Dalam situasi seperti ini, investor disarankan untuk lebih selektif dalam memilih saham yang memiliki fundamental kuat. M. Nafan Aji Gusta, Senior Technical Analyst dari Mirae Asset Sekuritas Indonesia, menyatakan bahwa secara teknikal, IHSG sudah dalam kondisi sangat oversold berdasarkan indikator RSI meskipun tren penurunan masih terjadi. Selain itu, indikator Stochastics K_D menunjukkan sinyal negatif, namun volume perdagangan mulai meningkat.
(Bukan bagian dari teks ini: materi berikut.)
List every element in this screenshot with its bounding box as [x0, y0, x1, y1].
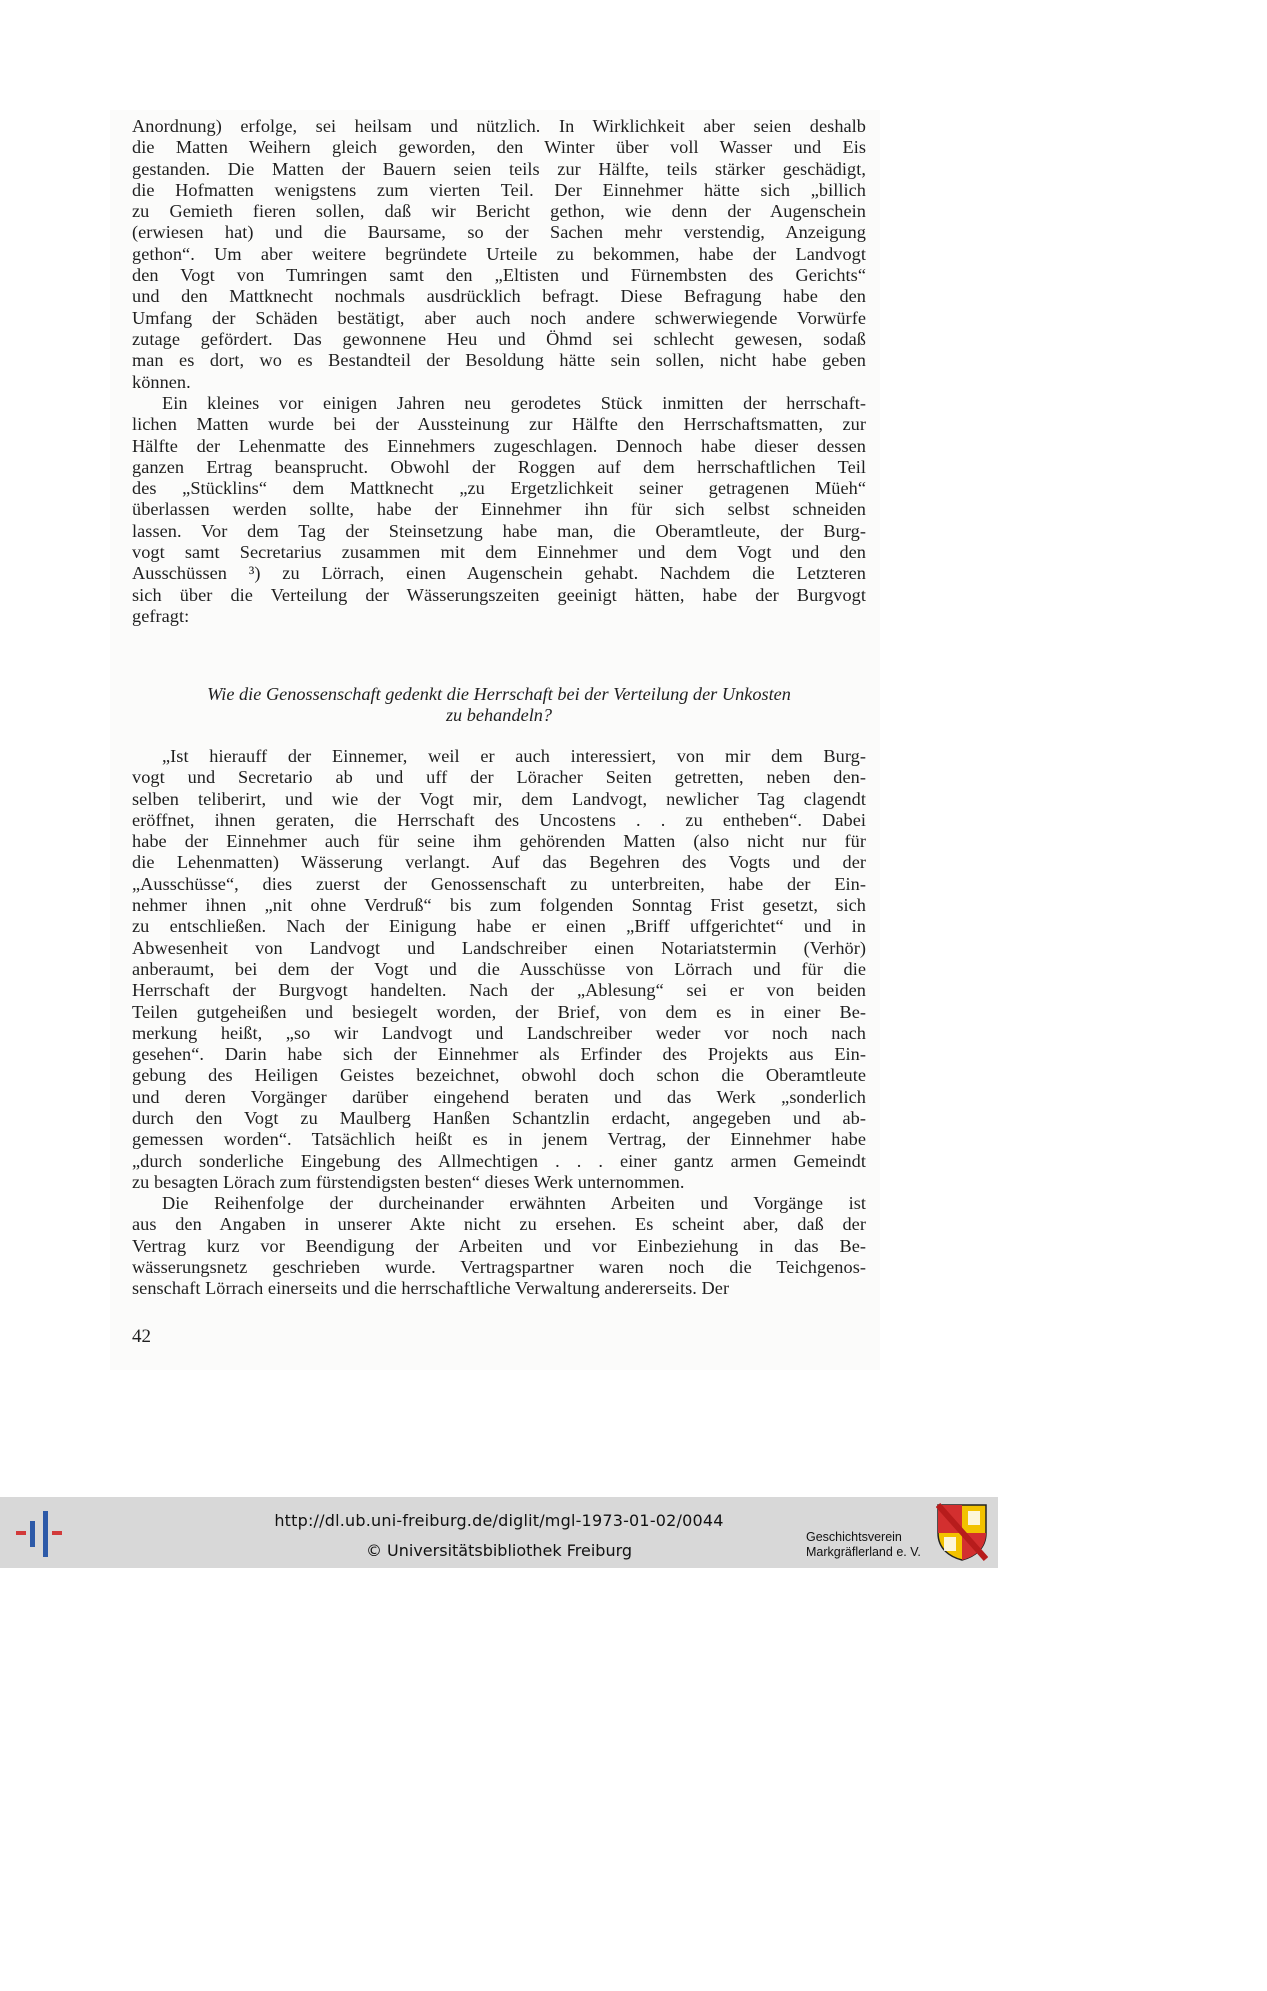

Nafan menyarankan investor untuk fokus pada saham-saham dengan nilai yang murah dan memiliki potensi pembalikan tren. Ia juga menekankan pentingnya manajemen risiko yang disiplin dalam menghadapi situasi pasar yang tidak pasti.
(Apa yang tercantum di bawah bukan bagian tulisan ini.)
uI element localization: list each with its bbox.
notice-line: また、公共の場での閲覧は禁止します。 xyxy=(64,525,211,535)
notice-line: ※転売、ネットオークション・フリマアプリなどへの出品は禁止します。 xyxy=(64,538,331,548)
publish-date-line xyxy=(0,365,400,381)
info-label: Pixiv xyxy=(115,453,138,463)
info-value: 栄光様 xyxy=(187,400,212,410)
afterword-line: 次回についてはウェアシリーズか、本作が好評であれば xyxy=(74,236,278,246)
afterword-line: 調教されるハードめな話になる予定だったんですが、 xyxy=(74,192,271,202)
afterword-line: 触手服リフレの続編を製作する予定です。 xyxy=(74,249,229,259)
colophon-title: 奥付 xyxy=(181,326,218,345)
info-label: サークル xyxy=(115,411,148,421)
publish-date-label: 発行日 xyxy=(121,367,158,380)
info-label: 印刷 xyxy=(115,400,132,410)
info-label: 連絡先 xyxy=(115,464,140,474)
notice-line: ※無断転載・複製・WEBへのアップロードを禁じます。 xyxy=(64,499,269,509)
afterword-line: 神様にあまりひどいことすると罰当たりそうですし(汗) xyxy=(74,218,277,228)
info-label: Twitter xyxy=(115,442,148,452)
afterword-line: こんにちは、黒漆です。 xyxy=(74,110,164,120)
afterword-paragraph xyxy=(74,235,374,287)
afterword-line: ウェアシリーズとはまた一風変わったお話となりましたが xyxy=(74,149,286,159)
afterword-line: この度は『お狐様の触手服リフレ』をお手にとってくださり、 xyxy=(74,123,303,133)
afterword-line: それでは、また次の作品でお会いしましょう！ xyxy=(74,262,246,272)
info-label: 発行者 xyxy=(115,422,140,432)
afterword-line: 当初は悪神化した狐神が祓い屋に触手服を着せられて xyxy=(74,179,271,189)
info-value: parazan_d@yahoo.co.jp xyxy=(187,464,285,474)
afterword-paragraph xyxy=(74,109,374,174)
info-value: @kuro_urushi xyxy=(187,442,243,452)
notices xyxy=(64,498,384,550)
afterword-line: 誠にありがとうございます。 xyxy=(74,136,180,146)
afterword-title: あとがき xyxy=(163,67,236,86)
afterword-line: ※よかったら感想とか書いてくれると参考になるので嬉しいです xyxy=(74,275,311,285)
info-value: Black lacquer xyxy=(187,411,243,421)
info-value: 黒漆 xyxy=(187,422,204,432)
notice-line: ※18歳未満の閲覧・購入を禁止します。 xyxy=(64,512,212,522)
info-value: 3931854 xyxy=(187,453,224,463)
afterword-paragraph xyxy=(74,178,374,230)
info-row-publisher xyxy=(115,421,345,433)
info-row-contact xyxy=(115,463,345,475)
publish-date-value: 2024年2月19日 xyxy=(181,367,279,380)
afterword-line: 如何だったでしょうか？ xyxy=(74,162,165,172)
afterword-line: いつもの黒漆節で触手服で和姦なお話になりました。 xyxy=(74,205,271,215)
Aksi jual dari investor asing terus berlanjut, dengan catatan net sell sebesar Rp 864 miliar pada hari sebelumnya. Hal ini menambah tekanan pada saham-saham berkapitalisasi besar. Selain itu, sentimen negatif terkait peringkat Baa2 dari Moody’s terhadap Danantara Investment Management (DIM) juga memberikan dampak buruk. Meskipun peringkat tersebut masuk dalam kategori investment grade, outlook-nya negatif dan probabilitas penurunan rating akan meningkat jika faktor risiko tidak membaik. Ini langsung memicu aksi jual masif yang mempercepat penurunan IHSG.
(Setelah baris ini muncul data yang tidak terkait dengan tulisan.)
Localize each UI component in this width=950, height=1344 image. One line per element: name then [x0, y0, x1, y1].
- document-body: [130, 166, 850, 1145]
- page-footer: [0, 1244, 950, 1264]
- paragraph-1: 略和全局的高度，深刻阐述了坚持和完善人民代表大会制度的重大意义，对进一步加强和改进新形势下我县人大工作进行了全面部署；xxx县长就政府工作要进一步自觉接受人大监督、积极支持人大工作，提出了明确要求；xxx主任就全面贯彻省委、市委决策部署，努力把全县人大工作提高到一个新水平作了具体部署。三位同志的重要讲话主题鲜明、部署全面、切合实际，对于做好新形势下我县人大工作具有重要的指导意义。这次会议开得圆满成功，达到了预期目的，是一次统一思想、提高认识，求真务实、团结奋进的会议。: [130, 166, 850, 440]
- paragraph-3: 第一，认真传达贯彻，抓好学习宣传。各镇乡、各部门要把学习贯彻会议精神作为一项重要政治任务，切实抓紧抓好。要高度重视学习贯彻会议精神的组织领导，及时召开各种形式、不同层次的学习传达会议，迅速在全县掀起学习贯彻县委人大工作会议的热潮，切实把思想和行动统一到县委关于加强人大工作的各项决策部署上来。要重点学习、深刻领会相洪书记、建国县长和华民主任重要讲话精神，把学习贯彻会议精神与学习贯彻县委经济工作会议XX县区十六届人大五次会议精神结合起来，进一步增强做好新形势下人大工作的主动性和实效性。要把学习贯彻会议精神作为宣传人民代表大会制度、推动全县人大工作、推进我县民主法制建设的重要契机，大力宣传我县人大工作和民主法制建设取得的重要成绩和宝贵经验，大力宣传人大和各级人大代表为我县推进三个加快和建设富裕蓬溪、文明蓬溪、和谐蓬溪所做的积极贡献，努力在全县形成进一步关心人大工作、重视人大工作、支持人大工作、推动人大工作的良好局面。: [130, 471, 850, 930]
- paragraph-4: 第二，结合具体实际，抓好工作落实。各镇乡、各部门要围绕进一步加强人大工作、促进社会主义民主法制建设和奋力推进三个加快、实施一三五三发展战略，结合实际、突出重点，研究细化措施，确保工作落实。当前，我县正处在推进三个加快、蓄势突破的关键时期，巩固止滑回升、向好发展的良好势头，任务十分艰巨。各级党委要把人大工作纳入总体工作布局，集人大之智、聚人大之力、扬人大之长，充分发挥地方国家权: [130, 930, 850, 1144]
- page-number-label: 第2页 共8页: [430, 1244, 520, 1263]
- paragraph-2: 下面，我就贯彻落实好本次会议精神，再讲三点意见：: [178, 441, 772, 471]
Selain itu, rupiah juga mengalami pelemahan drastis hingga tembus ke Rp 18.000 per dolar AS. Pelemahan ini memicu kekhawatiran terhadap stabilitas fiskal dan pasar keuangan domestik.
Di sisi lain, para pelaku pasar juga mengantisipasi realisasi rebalancing indeks global seperti FTSE Russell yang akan efektif pada 22 Juni 2026. Perubahan ini akan memengaruhi aliran dana pasif asing yang harus menyesuaikan portofolionya.
Herditya Wicaksana, Analis dari MNC Sekuritas, menjelaskan bahwa meskipun pasar Asia lainnya mengalami kenaikan, IHSG tetap melemah karena tekanan jual yang kuat pada beberapa saham terkait konglomerat. Selain itu, sentimen negatif terkait rumor potensi penurunan peringkat kredit Indonesia oleh S&P juga turut memperparah situasi pasar.
Depresiasi rupiah yang berkelanjutan juga memberikan tekanan tambahan terhadap indeks. Herditya memperkirakan bahwa IHSG akan bergerak dalam kisaran 5.884 hingga 5.967 dalam waktu dekat. Hal ini menunjukkan bahwa situasi pasar masih sangat rentan dan memerlukan perhatian ekstra dari para investor.